Wednesday, 8 September 2010

The substitute for smoking is…smoking

In real life, I've been joking around about smoking and nicotine lately, especially since I've watched Jeremy Clarkson review the Koenigsegg CCX on Top Gear.  All joking aside, I do not recommend that anyone actually smoke, since it makes life hell for you and people around you.  But why is this blog post such a paradox upon itself?

The main point of smoking is to ingest nicotine, mainly for its psychological effects.  Over time, a smoker will get addicted to smoking, not just to smoke, but for the nicotine.  When this smoker eventually decides to quit, he simply cannot go it alone due to the main nicotine addiction.  The solution: use pills or patches.  Guess what they contain.  Half of the time, prospective quitters start smoking again within six months.  Now, this paragraph forms the basis of this post title: the substitute for smoking is nicotine.  The substitute for nicotine is smoking.  Therefore, based on rather simple mathematical logic, the substitute for smoking is smoking.

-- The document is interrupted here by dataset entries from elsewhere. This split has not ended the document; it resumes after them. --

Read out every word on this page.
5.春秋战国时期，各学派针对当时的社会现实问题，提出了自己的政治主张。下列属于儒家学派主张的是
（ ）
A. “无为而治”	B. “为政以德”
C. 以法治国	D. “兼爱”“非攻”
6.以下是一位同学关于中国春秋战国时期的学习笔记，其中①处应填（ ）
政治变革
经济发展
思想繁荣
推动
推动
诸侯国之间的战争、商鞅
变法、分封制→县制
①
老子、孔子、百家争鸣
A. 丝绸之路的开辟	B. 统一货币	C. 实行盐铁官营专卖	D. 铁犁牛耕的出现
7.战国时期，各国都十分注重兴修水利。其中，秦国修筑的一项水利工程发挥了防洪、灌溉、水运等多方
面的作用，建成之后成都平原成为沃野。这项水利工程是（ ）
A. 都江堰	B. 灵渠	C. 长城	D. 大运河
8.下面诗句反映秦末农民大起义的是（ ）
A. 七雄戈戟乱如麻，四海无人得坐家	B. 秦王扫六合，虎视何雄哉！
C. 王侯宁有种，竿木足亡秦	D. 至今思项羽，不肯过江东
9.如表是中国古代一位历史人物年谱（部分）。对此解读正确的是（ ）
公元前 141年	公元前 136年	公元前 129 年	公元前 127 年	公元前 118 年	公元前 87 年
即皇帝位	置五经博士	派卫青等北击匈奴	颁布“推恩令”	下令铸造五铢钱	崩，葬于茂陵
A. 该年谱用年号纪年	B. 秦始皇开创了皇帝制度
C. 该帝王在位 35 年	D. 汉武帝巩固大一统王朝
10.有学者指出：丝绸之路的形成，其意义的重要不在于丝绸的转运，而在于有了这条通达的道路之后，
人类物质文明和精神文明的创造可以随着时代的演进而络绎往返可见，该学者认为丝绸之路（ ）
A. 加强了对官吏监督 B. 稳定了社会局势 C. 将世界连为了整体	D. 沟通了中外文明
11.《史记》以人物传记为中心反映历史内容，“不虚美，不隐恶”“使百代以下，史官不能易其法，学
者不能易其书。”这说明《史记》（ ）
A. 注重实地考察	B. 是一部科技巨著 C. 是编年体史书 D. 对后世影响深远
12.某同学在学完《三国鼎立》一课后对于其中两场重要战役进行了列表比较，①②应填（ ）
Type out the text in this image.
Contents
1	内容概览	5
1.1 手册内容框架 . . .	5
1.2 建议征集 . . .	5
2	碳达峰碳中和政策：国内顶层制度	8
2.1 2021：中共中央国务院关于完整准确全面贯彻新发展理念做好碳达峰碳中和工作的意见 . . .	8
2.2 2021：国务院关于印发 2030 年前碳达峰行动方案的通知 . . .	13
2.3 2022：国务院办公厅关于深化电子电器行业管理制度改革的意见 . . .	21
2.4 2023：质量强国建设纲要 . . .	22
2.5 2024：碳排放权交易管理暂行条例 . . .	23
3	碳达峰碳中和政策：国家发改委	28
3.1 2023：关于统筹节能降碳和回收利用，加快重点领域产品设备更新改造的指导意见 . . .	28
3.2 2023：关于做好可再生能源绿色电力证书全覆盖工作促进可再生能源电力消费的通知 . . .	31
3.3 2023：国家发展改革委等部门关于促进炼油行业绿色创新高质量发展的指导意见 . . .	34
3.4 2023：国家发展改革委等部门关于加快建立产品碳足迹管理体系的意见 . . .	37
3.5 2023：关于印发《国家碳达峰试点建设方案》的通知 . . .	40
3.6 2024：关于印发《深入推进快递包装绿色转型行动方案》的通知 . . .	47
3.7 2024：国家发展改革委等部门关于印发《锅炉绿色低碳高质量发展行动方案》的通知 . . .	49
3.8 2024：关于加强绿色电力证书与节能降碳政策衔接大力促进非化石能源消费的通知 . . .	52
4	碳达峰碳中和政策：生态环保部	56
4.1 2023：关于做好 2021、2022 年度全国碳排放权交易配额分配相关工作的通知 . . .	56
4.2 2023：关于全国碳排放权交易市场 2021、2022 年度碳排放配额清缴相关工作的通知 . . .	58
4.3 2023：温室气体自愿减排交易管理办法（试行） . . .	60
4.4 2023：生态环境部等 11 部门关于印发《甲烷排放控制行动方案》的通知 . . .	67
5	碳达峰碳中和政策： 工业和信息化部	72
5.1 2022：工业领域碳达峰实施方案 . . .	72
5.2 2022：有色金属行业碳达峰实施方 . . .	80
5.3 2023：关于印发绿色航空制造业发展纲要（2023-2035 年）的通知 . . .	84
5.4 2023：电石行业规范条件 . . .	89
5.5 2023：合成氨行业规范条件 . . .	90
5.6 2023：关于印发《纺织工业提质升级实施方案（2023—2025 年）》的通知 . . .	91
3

That last sentence would be perfectly descriptive if the context was not to be screwed with in this paragraph.  Especially when you do not know for sure what kind of smoking this post is discussing.  So when I said that the substitute for smoking is smoking, was the context supposed to be nicotine, food or tyres?  I'll let the readers decide while I enjoy some smoked ribs.
Absolutely scrumptious
Unlike smoking for nicotine, smoke these often, but not too often.  Like with all foods that don't carry psychological effects (most fast food joints carry those…), you will get sick of these if you eat these too often.  And while you wait for your meat to cook, I'm going to do some doughnuts on some tarmac.
The ultimate smoker: Chevrolet Corvette C6
You can smoke the tyres of a Corvette much easier than a Koenigsegg.  It's all about putting too much torque on one axle and disabling traction control.  Oh, and painting this and other high-performance cars green to outsmart the fake environmentalists.  By that time, the conversation can go something along these lines:
Fake environmentalist: So, are your cars green?
Owner of multiple green-coloured cars: Yes! Very!